Prior to the mission the Government of Trinidad and Tobago indicated its expectations, which effectively formed the Terms of Reference of the Monitoring Procedure team, and were as follows :
(a) the mission should visit the area during the dry season, approximately towards the last week in April 1995, and for a period of at least two weeks to allow for field work and meetings in offices,
(b) an analysis of the present socio-ecological problems at major areas (Cocal Kernahan Project, Plum Mitan Rice Scheme and Biche Bois Neuf Area), to evaluate:
- the impacts of resource exploitation (within and outside the Ramsar area, planned and unplanned, commercial and for subsistence), and
- potential mechanisms for sustained multiple use, with adequate mitigatory measures, primarily for the benefit of local communities.

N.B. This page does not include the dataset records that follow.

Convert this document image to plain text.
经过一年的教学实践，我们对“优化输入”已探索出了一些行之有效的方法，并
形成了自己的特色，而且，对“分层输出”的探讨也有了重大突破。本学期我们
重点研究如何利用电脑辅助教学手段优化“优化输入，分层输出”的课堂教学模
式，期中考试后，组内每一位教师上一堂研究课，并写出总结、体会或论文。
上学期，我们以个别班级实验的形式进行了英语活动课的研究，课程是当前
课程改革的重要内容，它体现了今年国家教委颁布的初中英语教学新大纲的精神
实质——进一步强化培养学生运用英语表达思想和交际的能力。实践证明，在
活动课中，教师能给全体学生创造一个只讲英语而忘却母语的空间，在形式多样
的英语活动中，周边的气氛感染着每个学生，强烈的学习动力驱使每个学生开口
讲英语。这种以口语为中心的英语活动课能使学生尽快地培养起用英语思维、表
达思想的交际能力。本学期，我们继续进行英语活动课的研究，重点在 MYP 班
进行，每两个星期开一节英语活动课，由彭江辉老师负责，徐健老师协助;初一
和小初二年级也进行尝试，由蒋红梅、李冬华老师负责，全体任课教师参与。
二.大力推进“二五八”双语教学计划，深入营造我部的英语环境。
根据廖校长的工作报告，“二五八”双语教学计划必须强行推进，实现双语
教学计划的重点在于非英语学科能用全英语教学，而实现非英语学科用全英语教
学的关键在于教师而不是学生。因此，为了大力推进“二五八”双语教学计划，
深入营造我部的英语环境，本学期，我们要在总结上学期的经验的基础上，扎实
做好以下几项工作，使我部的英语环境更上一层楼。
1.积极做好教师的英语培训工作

(c) an analysis of the condition of this wetland, which in the last ten years has witnessed drastic alteration of habitat (fragmentation of evergreen seasonal forest, disappearance of open water areas, loss of herbaceous swamp and palm swamp forest), to evaluate:
- the changes in vegetation of the major habitats and impact on wildlife populations, and
- the need for vegetation rehabilitation, and recommendations for the restoration of specially important areas for the conservation of biodiversity.
The contents of this report follow the Terms of Reference, as no modifications or further wishes have been indicated by the Trinidad and Tobago authorities.
The Ramsar Bureau has always stressed the importance of the Monitoring Procedure at Nariva Swamp as a case study, from which lessons could be learned and applied in wetlands with similar problems elsewhere in the Neotropics, but particularly in the insular Caribbean region. Especially important are the sharing of coastal management and planning needs, community co-management, national administration and wise use of wetlands, by those other countries with similar population, social and economical realities.
The development of integrated management plans for the Ramsar sites is a high priority under the Convention (Resolution C.5.7). The Bureau hopes that the recommendations in this report will form a valuable contribution to the initiatives which are already underway for the conservation and wise use of the Nariva Swamp. Nevertheless, during their visit to the swamp, the Ramsar representatives emphasized that the Monitoring Procedure should be seen as a framework in which the many factors affecting the management and conservation of the site might be addressed within an international context. It is not the role, nor the intention, of the Ramsar Convention Bureau to undermine, through the Monitoring Procedure, the progress which has already been made at local and national levels, but to complement with an international perspective those initiatives and expertise.